We will now show that $g \circ f = 1_{1 + N}$. To do this, it suffices to show that $g \circ f \circ i_j = i_j$ for $j = 1, 2$.

First, I claim that $g \circ f \circ i_2 = i_2$. To do this, we first rewrite $g \circ f \circ i_2 = g \circ s = s' \circ g$. Now note that $s' \circ g \circ z = s' \circ z' = s' \circ i_1 = i_2 \circ z$. And also note that $s' \circ g \circ s = s' \circ s' \circ g$. We also have $i_2 \circ z = i_2 \circ z$ and $i_2 \circ s = s' \circ i_2$, so by the universal property of the NNO, we have $s' \circ g = i_2$ as required.

Now, note that $g \circ f \circ i_1 = g \circ z = z' = i_1$. Therefore, we may indeed conclude that $g \circ f = 1_{1 + N}$.

I conversely claim that $f \circ g = 1_N$. To do this, it suffices to show that $f \circ g \circ z = z$ and that $f \circ g \circ s = s \circ f \circ g$ and then cite the universal property of the NNO.

For the first part of this, we see clearly that $f \circ g \circ z = f \circ z' = f \circ i_1 = z$.

For the second part, we first show that $f \circ s' = s \circ f$. To do this, note that $f \circ s' \circ i_1 = f \circ i_2 \circ z = s \circ z = s \circ f \circ i_1$. And note that $f \circ s' \circ i_2 = f \circ i_2 \circ s = s \circ s = s \circ f \circ i_2$. Apply the universal property of the coproduct to conclude that $f \circ s' = s \circ f$.

Now, we note that $f \circ g \circ s = f \circ s' \circ g = s \circ f \circ g$.

So we indeed see that $f$ and $g$ are inverse isomorphisms $1 + N \cong N$. Furthermore, we see that $f \circ i_1 = z$ and $f \circ i_2 = s$, so therefore $(N, z, s)$ is a coproduct.

To finish the proof, we then cite the fact that in a topos, the injection maps for a coproduct are disjoint (see eg. Sheaves in Geometry and Logic Corollary IV.10.3). This shows us that $0$ is indeed the pullback of $z$ and $s$.

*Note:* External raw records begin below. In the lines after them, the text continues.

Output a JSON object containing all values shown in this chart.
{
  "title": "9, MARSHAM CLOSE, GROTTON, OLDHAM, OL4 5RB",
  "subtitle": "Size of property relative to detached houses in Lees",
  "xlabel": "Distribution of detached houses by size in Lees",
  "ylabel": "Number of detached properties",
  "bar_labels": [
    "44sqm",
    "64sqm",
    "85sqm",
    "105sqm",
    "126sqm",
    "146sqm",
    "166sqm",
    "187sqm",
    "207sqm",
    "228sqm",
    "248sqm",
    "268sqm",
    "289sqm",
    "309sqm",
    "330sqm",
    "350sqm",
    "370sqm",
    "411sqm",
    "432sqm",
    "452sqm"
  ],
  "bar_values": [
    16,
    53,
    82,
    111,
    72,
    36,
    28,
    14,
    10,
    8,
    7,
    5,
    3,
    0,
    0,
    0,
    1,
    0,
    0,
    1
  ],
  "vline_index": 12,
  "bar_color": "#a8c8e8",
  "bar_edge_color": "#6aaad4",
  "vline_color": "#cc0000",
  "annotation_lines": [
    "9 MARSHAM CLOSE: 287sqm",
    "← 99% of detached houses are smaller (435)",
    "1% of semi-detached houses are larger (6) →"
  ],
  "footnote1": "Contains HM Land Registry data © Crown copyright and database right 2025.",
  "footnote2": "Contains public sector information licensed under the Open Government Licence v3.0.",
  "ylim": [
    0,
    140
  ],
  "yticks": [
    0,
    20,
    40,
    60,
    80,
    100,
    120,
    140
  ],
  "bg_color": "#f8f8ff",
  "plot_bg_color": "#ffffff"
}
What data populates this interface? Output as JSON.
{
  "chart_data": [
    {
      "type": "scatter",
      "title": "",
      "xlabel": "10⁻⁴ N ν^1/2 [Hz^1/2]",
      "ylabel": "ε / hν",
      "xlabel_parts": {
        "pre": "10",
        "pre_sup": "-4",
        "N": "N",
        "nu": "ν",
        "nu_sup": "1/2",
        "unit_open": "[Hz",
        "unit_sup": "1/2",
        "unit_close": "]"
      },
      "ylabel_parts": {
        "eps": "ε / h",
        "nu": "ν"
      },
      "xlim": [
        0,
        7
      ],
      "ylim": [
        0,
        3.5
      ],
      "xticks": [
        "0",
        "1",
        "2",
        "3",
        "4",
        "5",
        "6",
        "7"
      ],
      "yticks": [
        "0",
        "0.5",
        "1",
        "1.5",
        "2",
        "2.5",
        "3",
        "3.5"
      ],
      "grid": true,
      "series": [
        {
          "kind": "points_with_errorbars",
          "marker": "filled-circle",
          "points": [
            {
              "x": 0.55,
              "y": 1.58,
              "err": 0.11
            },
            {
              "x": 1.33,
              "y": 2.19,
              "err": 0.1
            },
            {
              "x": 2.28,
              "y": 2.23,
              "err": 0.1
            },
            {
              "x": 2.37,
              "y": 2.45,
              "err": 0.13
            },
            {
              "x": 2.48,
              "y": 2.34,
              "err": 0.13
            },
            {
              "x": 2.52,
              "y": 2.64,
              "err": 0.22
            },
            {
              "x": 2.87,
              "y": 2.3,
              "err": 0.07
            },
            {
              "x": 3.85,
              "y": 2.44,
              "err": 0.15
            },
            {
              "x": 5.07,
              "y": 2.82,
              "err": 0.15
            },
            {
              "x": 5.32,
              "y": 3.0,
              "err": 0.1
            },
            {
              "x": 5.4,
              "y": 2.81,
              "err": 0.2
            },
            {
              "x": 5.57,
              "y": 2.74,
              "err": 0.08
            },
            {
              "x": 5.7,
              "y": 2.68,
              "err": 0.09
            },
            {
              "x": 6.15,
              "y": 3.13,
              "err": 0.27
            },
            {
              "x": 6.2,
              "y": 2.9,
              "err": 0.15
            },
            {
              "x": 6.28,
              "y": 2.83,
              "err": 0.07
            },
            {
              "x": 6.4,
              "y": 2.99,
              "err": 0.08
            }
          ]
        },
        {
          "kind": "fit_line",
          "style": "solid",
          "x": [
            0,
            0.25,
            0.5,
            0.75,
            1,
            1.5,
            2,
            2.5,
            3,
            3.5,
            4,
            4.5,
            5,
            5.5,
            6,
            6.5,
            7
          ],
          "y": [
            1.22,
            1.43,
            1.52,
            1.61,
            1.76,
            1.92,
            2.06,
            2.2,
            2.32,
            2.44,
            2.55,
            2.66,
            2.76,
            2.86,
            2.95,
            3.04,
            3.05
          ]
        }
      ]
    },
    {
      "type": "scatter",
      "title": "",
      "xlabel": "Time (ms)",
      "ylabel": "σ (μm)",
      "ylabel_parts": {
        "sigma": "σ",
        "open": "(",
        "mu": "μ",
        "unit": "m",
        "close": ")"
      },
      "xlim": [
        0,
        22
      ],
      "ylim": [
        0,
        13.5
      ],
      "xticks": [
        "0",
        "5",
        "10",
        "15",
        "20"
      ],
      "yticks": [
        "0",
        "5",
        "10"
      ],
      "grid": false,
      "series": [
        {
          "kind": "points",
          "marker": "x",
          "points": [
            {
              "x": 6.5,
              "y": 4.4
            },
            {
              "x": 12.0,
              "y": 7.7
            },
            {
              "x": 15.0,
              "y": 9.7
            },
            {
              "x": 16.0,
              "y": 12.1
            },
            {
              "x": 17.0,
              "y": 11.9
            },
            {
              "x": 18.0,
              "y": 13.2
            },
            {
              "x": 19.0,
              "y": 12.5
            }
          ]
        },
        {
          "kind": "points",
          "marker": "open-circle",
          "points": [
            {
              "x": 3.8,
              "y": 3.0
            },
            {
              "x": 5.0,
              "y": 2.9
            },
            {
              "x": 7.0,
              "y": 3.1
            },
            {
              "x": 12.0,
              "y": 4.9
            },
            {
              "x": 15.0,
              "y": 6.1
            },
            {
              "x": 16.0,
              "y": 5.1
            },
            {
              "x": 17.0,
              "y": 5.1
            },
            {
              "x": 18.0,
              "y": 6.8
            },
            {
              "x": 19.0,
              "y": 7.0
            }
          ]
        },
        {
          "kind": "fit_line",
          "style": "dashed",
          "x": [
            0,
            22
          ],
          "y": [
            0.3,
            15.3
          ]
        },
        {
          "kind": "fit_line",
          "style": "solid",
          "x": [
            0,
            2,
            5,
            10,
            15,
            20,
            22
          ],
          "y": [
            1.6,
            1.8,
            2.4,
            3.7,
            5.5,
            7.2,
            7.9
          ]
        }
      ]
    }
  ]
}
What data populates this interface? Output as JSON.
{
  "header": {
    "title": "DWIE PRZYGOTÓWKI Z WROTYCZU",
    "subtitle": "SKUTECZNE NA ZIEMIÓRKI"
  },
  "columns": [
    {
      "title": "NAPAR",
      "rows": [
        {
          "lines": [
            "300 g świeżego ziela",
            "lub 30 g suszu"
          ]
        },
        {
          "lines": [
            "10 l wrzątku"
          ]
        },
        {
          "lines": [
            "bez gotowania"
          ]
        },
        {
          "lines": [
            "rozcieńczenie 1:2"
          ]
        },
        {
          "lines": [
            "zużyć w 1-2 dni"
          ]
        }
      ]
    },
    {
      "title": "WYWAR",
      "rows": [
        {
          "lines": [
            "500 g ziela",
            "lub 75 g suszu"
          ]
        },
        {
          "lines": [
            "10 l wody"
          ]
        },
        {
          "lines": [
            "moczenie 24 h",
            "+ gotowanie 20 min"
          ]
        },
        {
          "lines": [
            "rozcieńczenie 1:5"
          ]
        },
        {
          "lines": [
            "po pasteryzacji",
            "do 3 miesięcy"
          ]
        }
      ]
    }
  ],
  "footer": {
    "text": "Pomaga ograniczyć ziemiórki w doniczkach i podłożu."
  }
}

Note that this proof also gives you another Peano axiom for free. For we can conclude from here that since $s$ is a coproduct injection, it must be mono (again citing Corollary IV.10.3 which also states that coproduct injections are mono). And $s$ being mono is exactly the internalisation of the claim that $\forall n, m \in N (sn = sm \to n = m)$.